Not long ago, I visited my hometown of Clairton and walked by my abandoned childhood home on Miller Avenue. The windows were broken and the porch roof collapsed. The grass was two feet high and there was a “no trespassing” sign in the front yard. It’s destined to be demolished, and soon the house filled with bittersweet memories of the agony and ecstasy of my youth will be nothing but a vacant lot.
My parents were married a few months before Pearl Harbor was attacked, and they raised eleven children in that house. Since my parents were poor, we didn’t take vacations, so the house was never empty for more than twenty years. My dad worked in the steel mill at the bottom of the hill next to the river. It steadily pumped smoke and pollution into the sky, but it provided my dad with enough money to pay the mortgage and feed eleven kids in that six-room house.
When I was 12, my first job was delivering the Daily News. It was seven cents a copy and 84 cents for two weeks. When I collected, I purposely stalled and fumbled reaching in my pocket for the change and some people would just say, “Oh, keep the change!” At Christmas, lots of people gave me a dollar tip and I felt rich since I had 70 customers.
Their generosity made an impression on me, and to this day, I’m proud of my roots and the humble, hard-working folks of Clairton. Fifty years later, the Daily News is extinct and most of my old customers are gone from this life, but I still recall fondly lugging my paper sack up and down Third Street and Reed Street at Christmas with a fistful of dollars, relishing how I was going to spend it. That paper route paid for a bike from Western Auto, a guitar and records from R & M Music, and a hundred movies at the Capital Theater. Thank you, Daily News.
The summer of 1969 is remembered for the first man on the moon and Woodstock, but for me, that was my “soul music summer.” I was a scrawny, pimply 16-year-old working as a stock boy at Haines Supermarket on State Street in Clairton. The warehouse had no air conditioning, so I roasted in that sweat box as I loaded and unloaded boxes of canned goods and paper products for $1.35 an hour. Between the torrid heat and the garbage bin stench, the job was almost unbearable, but luckily somebody always had a radio on. My Cherie Amour by Stevie Wonder and What Does It Take by Junior Walker were the top songs playing on KQV, and they got me through that sweltering summer.

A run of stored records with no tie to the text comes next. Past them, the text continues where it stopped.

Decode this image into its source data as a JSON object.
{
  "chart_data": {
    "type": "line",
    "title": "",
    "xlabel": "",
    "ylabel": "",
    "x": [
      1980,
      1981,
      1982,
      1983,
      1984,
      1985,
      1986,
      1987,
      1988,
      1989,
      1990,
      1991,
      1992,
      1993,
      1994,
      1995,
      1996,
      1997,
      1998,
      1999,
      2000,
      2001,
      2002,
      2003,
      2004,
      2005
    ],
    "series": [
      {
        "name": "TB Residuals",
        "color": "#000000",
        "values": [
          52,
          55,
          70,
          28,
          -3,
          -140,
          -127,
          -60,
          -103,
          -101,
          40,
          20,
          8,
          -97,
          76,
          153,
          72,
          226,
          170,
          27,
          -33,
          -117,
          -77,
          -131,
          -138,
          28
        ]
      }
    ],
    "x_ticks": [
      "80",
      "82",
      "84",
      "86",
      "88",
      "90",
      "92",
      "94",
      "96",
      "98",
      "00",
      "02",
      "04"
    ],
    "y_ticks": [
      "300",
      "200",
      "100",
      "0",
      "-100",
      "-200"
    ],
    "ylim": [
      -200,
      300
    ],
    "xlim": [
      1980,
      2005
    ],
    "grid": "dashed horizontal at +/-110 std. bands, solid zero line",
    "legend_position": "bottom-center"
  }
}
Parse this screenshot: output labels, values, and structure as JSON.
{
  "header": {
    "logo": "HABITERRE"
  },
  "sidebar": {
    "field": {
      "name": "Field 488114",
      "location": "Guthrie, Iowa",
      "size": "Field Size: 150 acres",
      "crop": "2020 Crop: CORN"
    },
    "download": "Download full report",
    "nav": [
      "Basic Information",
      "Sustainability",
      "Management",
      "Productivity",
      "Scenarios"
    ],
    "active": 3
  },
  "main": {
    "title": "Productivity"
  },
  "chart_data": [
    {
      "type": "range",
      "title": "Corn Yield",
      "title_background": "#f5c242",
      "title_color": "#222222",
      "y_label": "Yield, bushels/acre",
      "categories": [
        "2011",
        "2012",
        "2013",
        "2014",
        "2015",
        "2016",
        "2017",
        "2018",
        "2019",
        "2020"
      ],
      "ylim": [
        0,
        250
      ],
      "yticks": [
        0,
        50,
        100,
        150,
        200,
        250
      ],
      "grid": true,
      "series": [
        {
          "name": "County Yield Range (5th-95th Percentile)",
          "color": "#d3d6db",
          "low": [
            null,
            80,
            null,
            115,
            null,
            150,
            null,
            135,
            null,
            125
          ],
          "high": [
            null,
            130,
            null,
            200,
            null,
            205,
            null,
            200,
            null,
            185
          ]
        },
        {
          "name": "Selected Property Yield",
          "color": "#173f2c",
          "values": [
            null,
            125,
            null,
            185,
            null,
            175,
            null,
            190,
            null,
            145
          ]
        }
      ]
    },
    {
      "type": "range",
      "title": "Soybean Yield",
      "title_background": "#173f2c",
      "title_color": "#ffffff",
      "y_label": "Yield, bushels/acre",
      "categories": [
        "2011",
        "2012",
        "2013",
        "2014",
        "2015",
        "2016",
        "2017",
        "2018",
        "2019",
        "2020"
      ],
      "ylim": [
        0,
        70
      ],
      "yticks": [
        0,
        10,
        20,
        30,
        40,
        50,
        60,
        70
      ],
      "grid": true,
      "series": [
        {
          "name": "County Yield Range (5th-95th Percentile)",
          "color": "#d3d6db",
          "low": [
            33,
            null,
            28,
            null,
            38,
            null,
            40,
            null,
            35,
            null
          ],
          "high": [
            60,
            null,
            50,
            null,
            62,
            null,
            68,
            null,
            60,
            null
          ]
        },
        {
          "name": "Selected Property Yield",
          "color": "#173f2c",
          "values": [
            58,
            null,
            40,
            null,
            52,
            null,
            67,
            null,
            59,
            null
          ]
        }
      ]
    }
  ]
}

Music became my solace and respite from the dingy realities of life growing up in Clairton. I suppose I began to write poetry as an escape, too. And like most poets, I write about what I know best—my impressions of the world, my surroundings, and my search for meaning in life. Life is all about a search for meaning, and poetry helps us to define what makes life significant—whether it’s a country road in a rusty steel town or a pleasant summer day in June. Poetry brings us closer not only to understanding the universe, but also to understanding ourselves.

Old Clairton Road
Apricot-colored leaves to touch
sparkling black coal piles.
Undulating soft hills melted into
a tawny autumn sunset,
and a hundred cackling blackbirds
in an old man’s stripped cornfield.
Soft on the eye, even strip-mined
precipices with mossy edge can blend
and not burn the rustic dream of
Old Clairton Road.
The Days of Summer
The days of summer have dwindled away,
Days of naps on clouds and sleeping late,
Warm was the coffee in early June,
Those mornings on the patio, sunshine on the leaves,
so tender a breeze, the rustling of the trees,
So vivid was the sky in the mid-afternoon,
Never a clearer blue, never a purer white,
Father wisdom in and out, behind the clouds or all alone,
Never more magnificent, raging, and pure,
Late afternoon, the sun in the west,
and on the wall near my bed,
A patterned design, the patches of light,
The sun paints me a picture,
A new one every day,
Then late at night, the windows open, the doors secure,
But not as I am, in my bed inured,
The rhythm of the railroad, the hum of the fan,
lulling, enervating, then off to…dreamland.